Mohamed was only two when her family uprooted and settled into a new life in Burlington, Ont. But the traumatic event had a profound impact on her parents and how they raised their daughters.
So while other girls her age were hanging out at the mall or going to sleepovers, Mohamed and her sister were volunteering at nursing homes and their local mosque. Newspapers were required reading for the teenaged Mohamed girls and Canadian politics was a regular staple of dinner table conversation.
“They grew us up to be pretty engaged in our country and I think it comes from the fact politics kicked them out of their own country,” Mohamed says. “Obviously, when I was a kid, I didn’t appreciate any of that stuff… But they knew that to make it here, you needed to do certain things, and education would be a part of it.”
Now, Mohamed credits her parents and their emphasis on political engagement and education for putting her on the path to success. After graduating from high school, she earned a scholarship to Queen’s University in Kingston, Ont. and took a year off to dip her toes in the national political scene before finishing a Master’s degree in political science and international relations at Western University.
“When you walk away with a degree from Western then you have accomplished something great,” she says. Mohamed’s gap year coincided with the 1993 federal election and she decided to volunteer for Patricia ‘Paddy’ Torsney, the Liberal candidate for her hometown of Burlington. Jean Chrétien would lead the party to victory.
Before long, Mohamed was working fulltime for Torsney in Ottawa, eventually being promoted to chief of staff. Mohamed’s reputation as an ambitious, hardworking and personable young women soon caught the attention of Anne McLellan, then Minister of Justice, who decided to hire her.
Mohamed was eventually named McLellan’s director of communications, a stressful position that required daily interactions with multiple media organizations. Mohamed’s grace under pressure not only impressed McLellan; it sparked a friendship that continues today.

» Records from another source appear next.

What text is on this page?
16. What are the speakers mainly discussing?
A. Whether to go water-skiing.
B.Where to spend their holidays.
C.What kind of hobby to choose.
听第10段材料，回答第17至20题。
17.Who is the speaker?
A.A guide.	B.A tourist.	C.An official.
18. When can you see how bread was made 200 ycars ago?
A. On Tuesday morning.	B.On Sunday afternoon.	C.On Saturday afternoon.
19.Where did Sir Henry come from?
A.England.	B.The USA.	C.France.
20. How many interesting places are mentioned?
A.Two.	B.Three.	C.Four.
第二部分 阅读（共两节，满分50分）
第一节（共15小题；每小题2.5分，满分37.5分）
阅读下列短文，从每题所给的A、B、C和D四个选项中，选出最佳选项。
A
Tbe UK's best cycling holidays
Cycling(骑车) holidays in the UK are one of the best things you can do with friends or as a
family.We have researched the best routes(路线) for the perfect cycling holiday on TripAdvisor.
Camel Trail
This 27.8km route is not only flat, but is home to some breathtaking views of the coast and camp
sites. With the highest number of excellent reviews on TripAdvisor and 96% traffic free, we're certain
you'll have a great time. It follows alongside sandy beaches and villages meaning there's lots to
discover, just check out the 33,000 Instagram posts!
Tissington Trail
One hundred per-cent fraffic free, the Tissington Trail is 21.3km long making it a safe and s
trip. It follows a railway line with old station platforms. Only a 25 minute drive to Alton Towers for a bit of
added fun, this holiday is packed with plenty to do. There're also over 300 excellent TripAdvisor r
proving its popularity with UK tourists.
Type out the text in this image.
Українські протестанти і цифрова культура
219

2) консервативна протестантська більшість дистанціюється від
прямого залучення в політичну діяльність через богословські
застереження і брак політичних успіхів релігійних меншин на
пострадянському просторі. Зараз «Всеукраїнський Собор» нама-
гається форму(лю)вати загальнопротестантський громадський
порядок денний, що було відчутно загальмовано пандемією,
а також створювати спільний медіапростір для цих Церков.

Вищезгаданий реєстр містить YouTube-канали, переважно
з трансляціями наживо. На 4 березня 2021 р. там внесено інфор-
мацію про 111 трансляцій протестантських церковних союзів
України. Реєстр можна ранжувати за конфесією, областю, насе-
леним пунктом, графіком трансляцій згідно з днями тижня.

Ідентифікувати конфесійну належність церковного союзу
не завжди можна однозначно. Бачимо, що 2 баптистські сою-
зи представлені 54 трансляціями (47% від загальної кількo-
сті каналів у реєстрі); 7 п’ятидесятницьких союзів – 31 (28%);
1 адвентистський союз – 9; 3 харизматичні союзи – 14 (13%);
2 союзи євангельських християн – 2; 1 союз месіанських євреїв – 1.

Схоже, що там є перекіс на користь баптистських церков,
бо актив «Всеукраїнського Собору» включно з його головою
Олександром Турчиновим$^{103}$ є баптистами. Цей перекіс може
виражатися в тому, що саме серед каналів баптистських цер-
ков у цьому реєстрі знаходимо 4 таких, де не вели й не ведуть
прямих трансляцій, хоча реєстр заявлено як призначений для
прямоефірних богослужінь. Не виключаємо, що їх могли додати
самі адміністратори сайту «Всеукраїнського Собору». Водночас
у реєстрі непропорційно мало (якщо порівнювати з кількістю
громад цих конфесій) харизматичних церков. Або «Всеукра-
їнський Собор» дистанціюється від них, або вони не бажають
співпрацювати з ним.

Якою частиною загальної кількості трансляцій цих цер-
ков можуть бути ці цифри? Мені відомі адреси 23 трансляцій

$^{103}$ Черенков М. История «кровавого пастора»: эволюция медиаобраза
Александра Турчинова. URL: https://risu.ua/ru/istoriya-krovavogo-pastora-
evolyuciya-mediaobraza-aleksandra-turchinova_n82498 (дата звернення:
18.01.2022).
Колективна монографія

“I don’t think there was anyone in the national press gallery who did not respect Farah and that is a huge asset for a minister,” recalls McLellan. “I listened to her advice and the thing I would say is every time I didn’t listen to her advice, I got myself in trouble.”
In 2007, Mohamed’s life changed. She climbed Mount Kilimanjaro for charity and took the opportunity to visit her home country of Uganda for the first time since she was a child. The devastating poverty she saw shook her.
“I’m not naïve. I’ve seen [poverty] before, but to see it in a country that you got to escape, it just jarred me.”
Returning to life in Canada, where she enjoyed the luxuries of driving a nice car, living in a well-appointed condominium and dining out regularly with friends prompted Mohamed to reevaluate her life’s goals.
She decided to dedicate her energy to giving back and helping younger generations, particularly those who are economically disadvantaged.
Serendipitously, former Liberal Member of Parliament Belinda Stronach phoned Mohamed, inviting her to help launch a foundation that would focus, in part, on the advancement of girls and women. And that’s how G(irls)20 Summit was born.
The summit provides a platform for one young woman from each G20 nation, plus a representative from the European Union and African Union, to learn important leadership skills and gain the confidence to speak on an international stage. In 2014, the summit will travel to Brisbane.
Mohamed gets emotional when she speaks about how the young delegates are transformed into confident, articulate young women who are making a difference in their communities back home.
“When I see those girls in action, it’s like being a proud parent,” Mohamed says. “You’re in awe.”
At 43, Mohamed has already earned significant success and honours, including the Queen Elizabeth II Diamond Jubilee Medal. But she’s not finished yet. In the next few years, she plans on finding a successor who can continue the vision of G(irls)20 while she moves onto the next challenge.
McLellan says Mohamed should run for public office and that she would make “a great Member of Parliament.”
No matter where the future takes her, it’s a good bet Mohamed will find a way to keep alive her mission to cultivate the next generation of leaders.
“When I do think about my path, there have been many people who have invested in me… so I feel like that’s my give back.